The usual suspects are gathering the largest audience for video: YouTube (112M), VEVO (36.4M), Facebook (29.2M), Yahoo (26.2M) and Microsoft properties (17.9M). The middle of the pack is jockeying for position and seeing acceleration. Microsoft, Hulu, AOL and Fox Interactive Media experienced double-digit audience growth in the month. Both Microsoft and AOL in particular saw the number of their streams jump 26.9% and 25.2% respectively.  Nielsen says it excluded Netflix from its rankings this month because of data collection problems connected to changes made to the URLs serving the movie streamer's content.

Well, most people were tuning in online for fresher TV episodes than Netflix offers anyway.
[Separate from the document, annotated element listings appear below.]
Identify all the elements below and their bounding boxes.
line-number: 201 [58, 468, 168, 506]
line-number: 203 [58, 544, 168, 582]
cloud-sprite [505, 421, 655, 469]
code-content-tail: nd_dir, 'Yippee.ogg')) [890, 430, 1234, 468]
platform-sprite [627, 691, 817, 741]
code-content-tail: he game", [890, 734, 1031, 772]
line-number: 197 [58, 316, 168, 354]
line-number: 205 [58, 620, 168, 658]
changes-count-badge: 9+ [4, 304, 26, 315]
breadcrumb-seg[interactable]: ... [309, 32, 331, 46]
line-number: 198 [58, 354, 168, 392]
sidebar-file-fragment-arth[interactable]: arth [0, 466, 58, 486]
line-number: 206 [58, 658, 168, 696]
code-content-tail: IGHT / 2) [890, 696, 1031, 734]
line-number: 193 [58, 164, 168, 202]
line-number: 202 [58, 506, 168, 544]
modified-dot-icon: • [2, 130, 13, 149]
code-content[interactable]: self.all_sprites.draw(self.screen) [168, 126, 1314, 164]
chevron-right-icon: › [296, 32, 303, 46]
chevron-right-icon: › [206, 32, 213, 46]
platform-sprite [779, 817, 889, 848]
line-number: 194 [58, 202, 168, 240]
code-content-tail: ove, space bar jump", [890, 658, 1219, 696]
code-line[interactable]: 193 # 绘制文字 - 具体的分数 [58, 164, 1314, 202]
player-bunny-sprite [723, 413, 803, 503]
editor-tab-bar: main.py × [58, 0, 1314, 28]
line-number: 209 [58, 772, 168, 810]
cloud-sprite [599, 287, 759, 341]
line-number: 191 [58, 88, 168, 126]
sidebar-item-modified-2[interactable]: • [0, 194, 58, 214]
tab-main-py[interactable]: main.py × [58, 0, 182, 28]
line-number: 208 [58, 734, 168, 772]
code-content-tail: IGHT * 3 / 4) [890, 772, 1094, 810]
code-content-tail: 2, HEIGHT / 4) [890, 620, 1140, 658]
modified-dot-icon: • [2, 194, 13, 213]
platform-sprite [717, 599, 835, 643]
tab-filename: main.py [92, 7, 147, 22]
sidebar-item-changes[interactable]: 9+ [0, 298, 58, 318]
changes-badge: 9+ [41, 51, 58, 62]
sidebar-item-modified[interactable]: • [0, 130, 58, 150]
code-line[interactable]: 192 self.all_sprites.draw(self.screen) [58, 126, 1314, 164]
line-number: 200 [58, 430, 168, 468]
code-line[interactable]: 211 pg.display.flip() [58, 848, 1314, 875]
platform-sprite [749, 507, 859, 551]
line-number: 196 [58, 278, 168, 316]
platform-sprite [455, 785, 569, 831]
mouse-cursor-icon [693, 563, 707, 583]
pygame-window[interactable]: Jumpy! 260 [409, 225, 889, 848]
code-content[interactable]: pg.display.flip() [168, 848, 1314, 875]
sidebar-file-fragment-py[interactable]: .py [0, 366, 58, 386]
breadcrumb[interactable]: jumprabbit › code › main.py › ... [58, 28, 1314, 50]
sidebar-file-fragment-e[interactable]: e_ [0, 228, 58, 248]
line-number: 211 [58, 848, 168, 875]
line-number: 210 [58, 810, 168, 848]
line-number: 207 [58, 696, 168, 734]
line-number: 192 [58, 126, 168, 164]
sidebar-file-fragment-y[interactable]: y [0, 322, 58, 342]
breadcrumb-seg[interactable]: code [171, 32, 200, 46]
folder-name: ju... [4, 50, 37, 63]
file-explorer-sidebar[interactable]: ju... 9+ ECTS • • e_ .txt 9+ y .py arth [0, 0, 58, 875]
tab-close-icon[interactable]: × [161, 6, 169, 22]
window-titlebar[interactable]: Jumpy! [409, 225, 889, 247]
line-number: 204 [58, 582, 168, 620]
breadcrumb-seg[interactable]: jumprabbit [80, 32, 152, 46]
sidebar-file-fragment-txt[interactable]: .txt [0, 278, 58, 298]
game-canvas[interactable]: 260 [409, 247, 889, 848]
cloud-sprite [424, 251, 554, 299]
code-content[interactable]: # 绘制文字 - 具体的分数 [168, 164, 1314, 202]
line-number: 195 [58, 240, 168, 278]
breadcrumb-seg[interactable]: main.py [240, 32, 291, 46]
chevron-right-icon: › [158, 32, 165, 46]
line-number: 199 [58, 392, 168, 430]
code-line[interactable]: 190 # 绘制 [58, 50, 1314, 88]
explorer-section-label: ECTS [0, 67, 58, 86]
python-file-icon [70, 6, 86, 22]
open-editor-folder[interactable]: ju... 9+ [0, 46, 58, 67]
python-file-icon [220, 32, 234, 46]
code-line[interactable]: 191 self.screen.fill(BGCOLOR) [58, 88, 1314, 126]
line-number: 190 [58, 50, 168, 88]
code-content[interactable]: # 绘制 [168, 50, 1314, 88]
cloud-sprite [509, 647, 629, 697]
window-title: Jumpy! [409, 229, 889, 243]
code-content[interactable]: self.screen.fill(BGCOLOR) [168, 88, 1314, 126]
As the prime time season ended time spent at many of the networks' properties spiked. CW, ABC Family and Lifetime all saw their average viewing time per user rise by double digits even as time with YouTube and Hulu declined.

The real comers to watch in video metrics are the self-broadcasting engines UStream and Justin.TV, second and third only to Hulu in time spent and up 61.4% and 55.3% month to month.